He sonreído al volver a ver mi caligrafía de adolescente.
Los puntos sobre las íes eran círculos, las aes estaban escritas en letra de imprenta, y sobre las íes de un tal Philippe de Gouverne los puntos eran corazones minúsculos. Philippe de Gouverne. Lo recuerdo. Era el intelectual de la clase; y también el raro. Nos burlábamos de él por el «de». Lo apodábamos Verne. Yo estaba perdidamente enamorada de él. Lo encontraba de lo más seductor con su bufanda que le daba dos vueltas alrededor del cuello y le caía hasta la cintura. Cuando contaba algo, utilizaba un lenguaje elevado y la música de sus palabras me encandilaba. Decía que sería escritor. O poeta. Que escribiría canciones. Que, en cualquier caso, haría palpitar el corazón de las chicas. Todo el mundo se reía. Yo no.
Pero nunca me atreví a hablar con él.
Paso las páginas de mi diario. Entradas de cine pegadas. Una foto de mi bautismo del aire en Amiens-Glisy con papá, en 1970, por mi séptimo cumpleaños. Ahora no se acordaría. Desde el accidente, está en el presente. No tiene ni pasado ni futuro. Está en un presente que dura seis minutos, y cada seis minutos el contador de su memoria se pone a cero. Cada seis minutos me pregunta cómo me llamo. Cada seis minutos pregunta qué día es. Cada seis minutos pregunta si mamá va a venir.
Y encuentro hacia el final del diario esta frase escrita, con la tinta violeta de las chicas, antes de que mamá se desplomara en la calle.

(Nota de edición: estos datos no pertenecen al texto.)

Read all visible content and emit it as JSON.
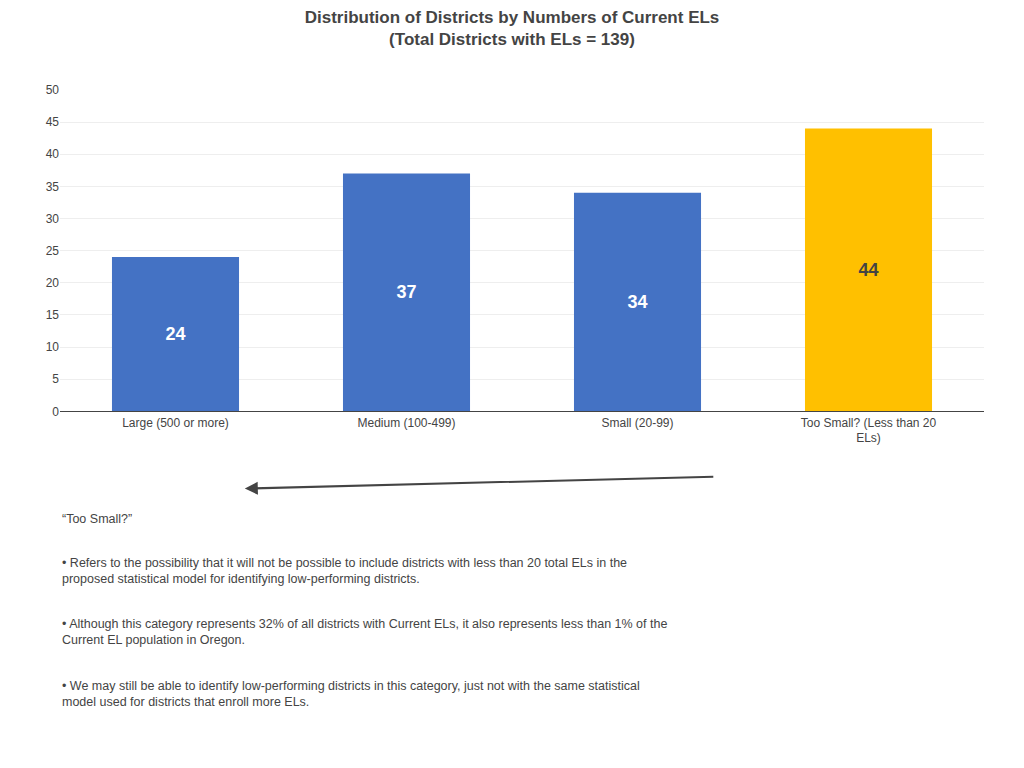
{
  "chart_data": {
    "type": "bar",
    "title": "Distribution of Districts by Numbers of Current ELs",
    "subtitle": "(Total Districts with ELs = 139)",
    "categories": [
      "Large (500 or more)",
      "Medium (100-499)",
      "Small (20-99)",
      "Too Small? (Less than 20\nELs)"
    ],
    "values": [
      24,
      37,
      34,
      44
    ],
    "colors": [
      "#4472C4",
      "#4472C4",
      "#4472C4",
      "#FFC000"
    ],
    "ylim": [
      0,
      50
    ],
    "yticks": [
      0,
      5,
      10,
      15,
      20,
      25,
      30,
      35,
      40,
      45,
      50
    ],
    "grid": true,
    "data_labels": true,
    "annotations": [
      "“Too Small?”",
      "• Refers to the possibility that it will not be possible to include districts with less than 20 total ELs in the\nproposed statistical model for identifying low-performing districts.",
      "• Although this category represents 32% of all districts with Current ELs, it also represents less than 1% of the\nCurrent EL population in Oregon.",
      "• We may still be able to identify low-performing districts in this category, just not with the same statistical\nmodel used for districts that enroll more ELs."
    ]
  }
}
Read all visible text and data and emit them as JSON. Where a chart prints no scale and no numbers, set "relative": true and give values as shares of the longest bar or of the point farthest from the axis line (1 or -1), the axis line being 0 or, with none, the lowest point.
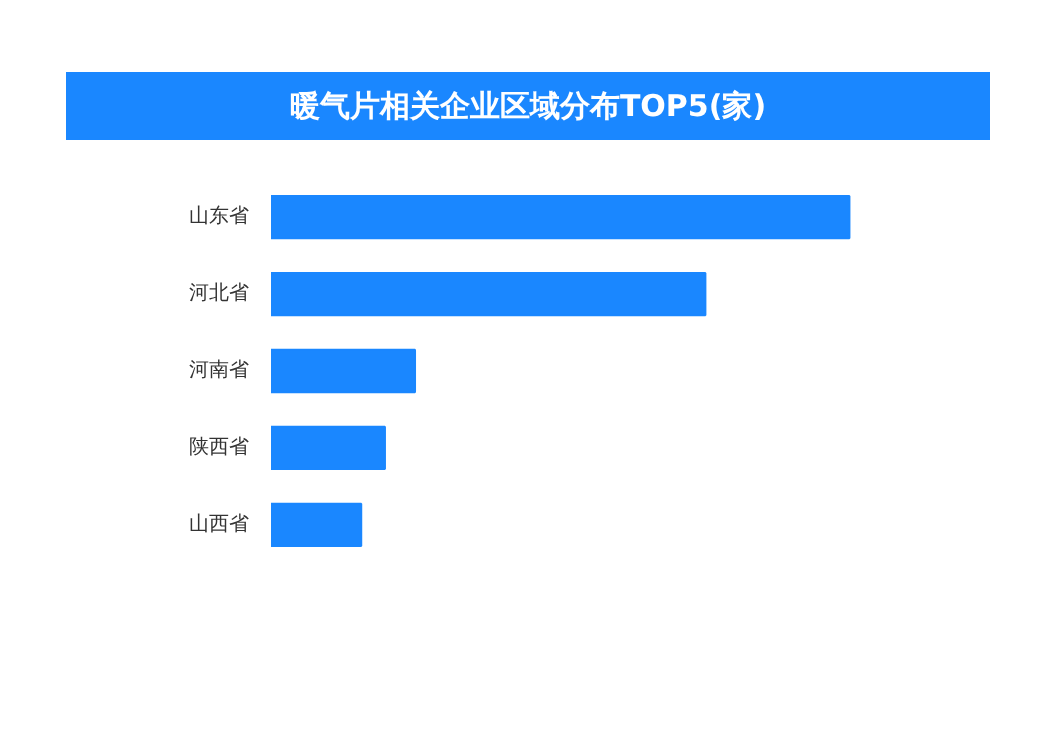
{
  "chart_data": {
    "type": "bar",
    "orientation": "horizontal",
    "relative": true,
    "title": "暖气片相关企业区域分布TOP5(家)",
    "categories": [
      "山东省",
      "河北省",
      "河南省",
      "陕西省",
      "山西省"
    ],
    "values": [
      1,
      0.751,
      0.249,
      0.197,
      0.156
    ],
    "color": "#1a87ff",
    "grid": false
  }
}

«Me gustaría tener la suerte de decidir mi vida, creo que es el mejor regalo que se nos puede hacer».
Decidir la propia vida.
Cierro el diario. Ahora soy mayor, así que no lloro. Tengo cuarenta y siete años, un marido fiel, atento, sobrio, dos hijos mayores y una pequeña alma a la que a veces echo de menos; tengo una tienda que, unos años más y otros menos, llega a proporcionarnos, además del sueldo de Jo, lo suficiente para llevar una buena vida, pasar vacaciones agradables en Villeneuve-Loubet y un día, por qué no, permitirnos comprar el coche de sus sueños (he visto uno de segunda mano por treinta y seis mil euros que me ha parecido estupendo). Escribo un blog que le alegra la vida a la madre de una periodista de L’Observateur de l’Arrageois y probablemente a mil ciento noventa y nueve señoras más todos los días. Y en vista de las buenas cifras, el servidor me propuso hace poco vender espacio para publicidad.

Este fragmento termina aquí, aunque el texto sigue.